At this point in time, it isn’t far fetched to say that a majority of the devices on earth are dependent on the internet. Televisions, lamps, home lights, and a lot more. They are all objects that are interconnected through a network that gathers data and more, this is called the Internet of Things, also known as IoT. To do this, these objects need an IP address, and the one we use the most is IP version 4. In the 1980s, over 4 billion IPv4s were distributed for free. At the time, it was hoped that those addresses would last a lot longer than they did, but then they didn’t. In this blog, we’ll explain what role the Internet of Things had in the depletion of IPv4 addresses.
What is the Internet of Things?
The Internet of Things is a network of physical objects that have technologies such as sensors, software, and more in order for them to connect and exchange data using the internet. If you have a desk lamp that can change colors using an app on your phone, that lamp is part of the Internet of Things. There are so many devices that are part of the IoT and the number of those devices has been growing since the start of the internet.
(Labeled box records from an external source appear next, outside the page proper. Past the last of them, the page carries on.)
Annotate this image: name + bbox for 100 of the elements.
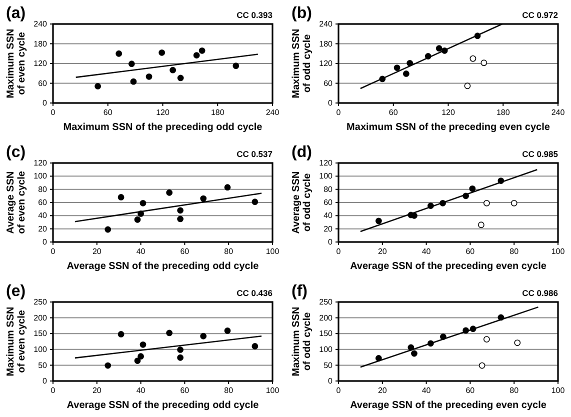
y-tick-label: 100 bbox=[34, 344, 48, 354]
x-tick-label: 20 bbox=[378, 386, 388, 395]
x-tick-label: 100 bbox=[551, 386, 566, 395]
x-tick-label: 0 bbox=[336, 386, 342, 395]
text: CC 0.537 bbox=[236, 149, 273, 159]
x-axis-title: Average SSN of the preceding odd cycle bbox=[66, 261, 260, 272]
point bbox=[224, 184, 231, 191]
x-tick-label: 40 bbox=[422, 386, 432, 395]
point bbox=[134, 358, 141, 364]
chart-title: (c) bbox=[6, 144, 26, 161]
x-tick-label: 60 bbox=[466, 247, 476, 256]
point bbox=[177, 216, 184, 222]
y-tick-label: 0 bbox=[328, 98, 334, 108]
y-tick-label: 100 bbox=[319, 344, 334, 354]
y-axis-title: Maximum SSN of odd cycle bbox=[291, 28, 313, 98]
point bbox=[177, 207, 184, 214]
y-tick-label: 60 bbox=[324, 198, 334, 208]
y-tick-label: 0 bbox=[42, 238, 48, 247]
text: CC 0.986 bbox=[522, 288, 558, 298]
y-tick-label: 40 bbox=[38, 211, 48, 220]
y-axis-title: Average SSN of even cycle bbox=[6, 170, 28, 234]
point bbox=[252, 198, 258, 206]
x-tick-label: 80 bbox=[224, 247, 234, 256]
point bbox=[193, 52, 200, 58]
y-tick-label: 0 bbox=[42, 98, 48, 108]
x-tick-label: 180 bbox=[210, 108, 225, 117]
point bbox=[177, 354, 184, 361]
y-tick-label: 120 bbox=[34, 158, 48, 168]
x-tick-label: 0 bbox=[50, 386, 56, 395]
chart-title: (a) bbox=[6, 5, 26, 22]
point bbox=[470, 55, 476, 62]
y-tick-label: 120 bbox=[34, 59, 48, 68]
y-tick-label: 0 bbox=[42, 376, 48, 386]
y-tick-label: 40 bbox=[324, 211, 334, 220]
x-tick-label: 20 bbox=[378, 247, 388, 256]
y-tick-label: 240 bbox=[34, 20, 48, 29]
y-tick-label: 60 bbox=[324, 78, 334, 88]
y-tick-label: 120 bbox=[319, 158, 334, 168]
point bbox=[510, 200, 518, 206]
point bbox=[200, 332, 207, 340]
x-tick-label: 80 bbox=[510, 247, 520, 256]
x-axis-title: Maximum SSN of the preceding odd cycle bbox=[63, 122, 263, 133]
x-tick-label: 40 bbox=[136, 247, 146, 256]
y-tick-label: 20 bbox=[38, 224, 48, 234]
y-axis-title: Maximum SSN of odd cycle bbox=[291, 306, 313, 376]
x-axis-title: Average SSN of the preceding even cycle bbox=[350, 400, 547, 411]
x-tick-label: 240 bbox=[551, 108, 566, 117]
x-tick-label: 120 bbox=[442, 108, 456, 117]
y-tick-label: 200 bbox=[319, 313, 334, 322]
y-tick-label: 150 bbox=[319, 329, 334, 338]
chart-title: (f) bbox=[292, 283, 308, 300]
x-tick-label: 40 bbox=[422, 247, 432, 256]
point bbox=[514, 340, 521, 346]
point bbox=[483, 336, 490, 342]
x-tick-label: 20 bbox=[92, 247, 102, 256]
point bbox=[104, 226, 112, 233]
point bbox=[469, 185, 476, 192]
x-tick-label: 80 bbox=[510, 386, 520, 395]
y-tick-label: 0 bbox=[328, 376, 334, 386]
x-tick-label: 100 bbox=[551, 247, 566, 256]
x-tick-label: 100 bbox=[266, 386, 280, 395]
y-tick-label: 60 bbox=[38, 78, 48, 88]
y-tick-label: 0 bbox=[328, 238, 334, 247]
x-axis-title: Average SSN of the preceding even cycle bbox=[350, 261, 547, 272]
x-tick-label: 240 bbox=[266, 108, 280, 117]
point bbox=[140, 200, 146, 206]
text: CC 0.985 bbox=[522, 149, 558, 159]
y-tick-label: 250 bbox=[319, 298, 334, 307]
y-tick-label: 50 bbox=[38, 360, 48, 370]
y-tick-label: 200 bbox=[34, 313, 48, 322]
text: CC 0.972 bbox=[522, 10, 558, 20]
text: CC 0.393 bbox=[236, 10, 273, 20]
point bbox=[483, 200, 490, 206]
point bbox=[478, 222, 484, 228]
x-tick-label: 60 bbox=[388, 108, 398, 117]
x-tick-label: 40 bbox=[136, 386, 146, 395]
point bbox=[166, 189, 173, 196]
point bbox=[232, 62, 240, 70]
y-tick-label: 50 bbox=[324, 360, 334, 370]
y-tick-label: 100 bbox=[319, 172, 334, 181]
point bbox=[138, 353, 144, 360]
point bbox=[177, 346, 184, 353]
point bbox=[118, 331, 124, 338]
y-tick-label: 150 bbox=[34, 329, 48, 338]
y-tick-label: 120 bbox=[319, 59, 334, 68]
point bbox=[464, 82, 471, 90]
point bbox=[394, 64, 400, 71]
y-tick-label: 100 bbox=[34, 172, 48, 181]
x-tick-label: 20 bbox=[92, 386, 102, 395]
point bbox=[166, 330, 173, 336]
x-tick-label: 0 bbox=[336, 108, 342, 117]
point bbox=[411, 350, 418, 357]
point bbox=[200, 195, 207, 202]
x-axis-title: Maximum SSN of the preceding even cycle bbox=[346, 122, 550, 133]
y-axis-title: Maximum SSN of even cycle bbox=[6, 28, 28, 98]
chart-title: (b) bbox=[292, 5, 312, 22]
y-axis-title: Maximum SSN of even cycle bbox=[6, 306, 28, 376]
chart-title: (d) bbox=[292, 144, 312, 161]
x-tick-label: 0 bbox=[50, 108, 56, 117]
point bbox=[158, 49, 166, 56]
How did the IoT help accelerate IPv4s depletion?
The devices part of the Internet of Things all are able to collect, exchange, and share data using the internet. They use sensors and other technologies to be able to do that but to be able to connect to the internet to do all of those things, each device needs a unique IP address. Because the devices part of the IoT was growing so rapidly, 4 billion IPv4 addresses quickly became a number that wasn’t going to cut it.
There’s no stopping the Internet of Things from growing further, however, the successor of IPv4 which is IPv6 will have more than enough space for a long time. Though, because IPv6 isn’t able to be used by everyone yet, IPv4 is still in high demand. People and organizations are choosing to sell IPv4 addresses and they are flying off of the metaphorical shelves. Sooner or later we will all be fully transitioned to using IPv6, ironically though, in order to do that IPv4 will need to be used to bridge the gap.